Fri, Nov. 26

Arizona reports 508 COVID-19 throughout state
Eight deaths reported in Arizona; five cases reported in Yavapai County

The Arizona Department of Health Services Thursday reported there are now 508 confirmed COVID-19 cases in Arizona.

That is an increase of 107 new cases statewide in the past 24 hours and 464 new cases in the past week.

There are also now eight reported deaths from the coronavirus in Arizona, ADHS reported.

In addition, Yavapai County Community Health Services reported Thursday afternoon that there are now seven confirmed cases in the county.

“We have three cases in the Prescott Quad-Cities area, and four in the Verde Valley. All seven cases are senior citizens and currently in isolation,” said Terri Farneti, Yavapai County Community Health Services public health coordinator.

As of Thursday morning, 124 tests have been provided in Yavapai County with 106 negative, and 14 pending.

Statewide, Maricopa County is up to 299 cases, Pima 75, Pinal 35, Coconino 28, Navajo 43, Apache 9, Yavapai 5, Graham 2, and Yuma 4 and Mohave now has 1. ADHS now categorizes the virus as “widespread” throughout Arizona, meaning cases have been reported in more than 12 Arizona counties.

Of the Arizona cases, 52 were confirmed through the Arizona State Public Health Laboratory and 456 cases were confirmed by private laboratories.

Emergency phone service

Yavapai County Emergency Phone bank open Monday through Friday, 8 a.m. to 5 p.m. Call 928-442-5103 for up-to-date local information, resources and guidance.
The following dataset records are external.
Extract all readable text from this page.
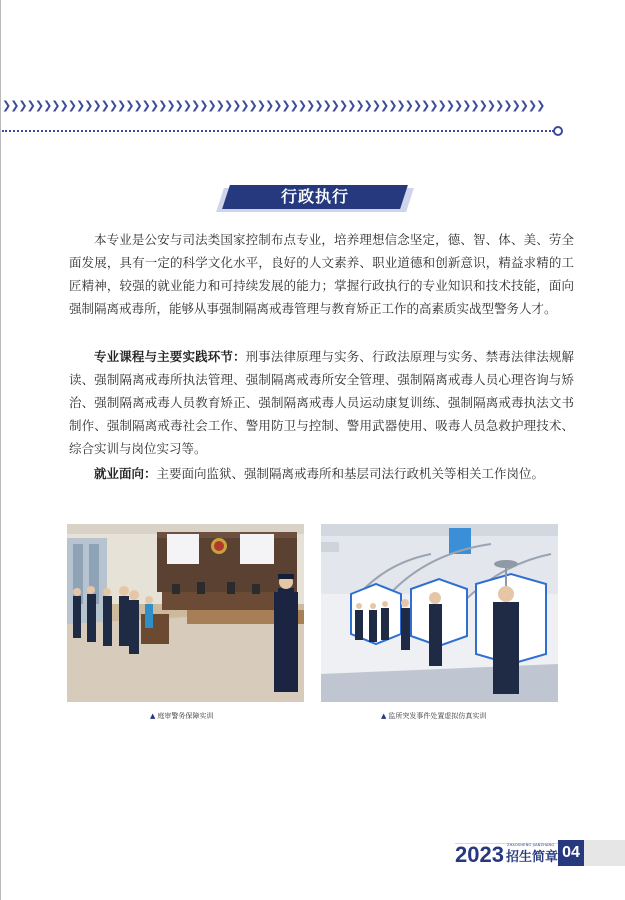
❯❯❯❯❯❯❯❯❯❯❯❯❯❯❯❯❯❯❯❯❯❯❯❯❯❯❯❯❯❯❯❯❯❯❯❯❯❯❯❯❯❯❯❯❯❯❯❯❯❯❯❯❯❯❯❯❯❯❯❯❯❯❯❯❯❯
行政执行
本专业是公安与司法类国家控制布点专业，培养理想信念坚定，德、智、体、美、劳全面发展，具有一定的科学文化水平，良好的人文素养、职业道德和创新意识，精益求精的工匠精神，较强的就业能力和可持续发展的能力；掌握行政执行的专业知识和技术技能，面向强制隔离戒毒所，能够从事强制隔离戒毒管理与教育矫正工作的高素质实战型警务人才。
专业课程与主要实践环节：刑事法律原理与实务、行政法原理与实务、禁毒法律法规解读、强制隔离戒毒所执法管理、强制隔离戒毒所安全管理、强制隔离戒毒人员心理咨询与矫治、强制隔离戒毒人员教育矫正、强制隔离戒毒人员运动康复训练、强制隔离戒毒执法文书制作、强制隔离戒毒社会工作、警用防卫与控制、警用武器使用、吸毒人员急救护理技术、综合实训与岗位实习等。
就业面向：主要面向监狱、强制隔离戒毒所和基层司法行政机关等相关工作岗位。
▲ 庭审警务保障实训	▲ 监所突发事件处置虚拟仿真实训
2023 ZHAOSHENG JIANZHANG
招生简章 04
COVID-19 Hotline call 2-1-1 from 8 a.m. to 8 p.m. each day of the week

For COVID-19 information en español , see

Not everyone will be tested

Most people with COVID-19 develop mild symptoms. If you have mild symptoms, Yavapai County Community Health Services advises do not seek medical care, but do stay home and practice social distancing from others in the household where possible. If you do have shortness of breath or more severe symptoms, please call your health care provider to get instructions before arriving. Different testing criteria, limited supplies and other factors mean that not everyone can get a test, particularly people with no symptoms and minimal risk factors.

Testing is reserved for high-priority patients – those with underlying health conditions, such as diabetes, heart disease, chronic lung disease, chronic kidney disease, or immunosuppressive therapy; and for people working in a health care environment and providing direct care to patients.

COVID-19 spreads through the air when an infected person coughs or sneezes. Symptoms are thought to appear within two to 14 days after exposure and consist of fever, cough, runny nose, and difficulty breathing. For people with mild illness, individuals are asked to stay home, drink plenty of fluids, and get rest. For people with more severe symptoms, such as shortness of breath, individuals are advised to seek healthcare.

Older people at highest risk

Older adults and people of any age who have serious underlying medical conditions may be at higher risk for more serious complications from COVID-19. These people who may be at higher risk of getting very sick from this illness, includes:

-Older adults

-People who have serious underlying medical conditions like:

-Heart disease


-Lung disease

Symptoms include cough, fever, tiredness, difficulty breathing (severe cases). People may be sick with the virus for 1-14 days before developing symptoms. If you start developing symptoms, please stay home and call your healthcare provider for screening and possible testing.

Questions to assess risk? What symptoms are you experiencing? Have you done any recent travel? Have you recently been exposed to a confirmed or suspected case?

Members of the public who simply walked by an infected individual or spent less than 10 minutes with the case are not considered to be at risk based on CDC guidelines.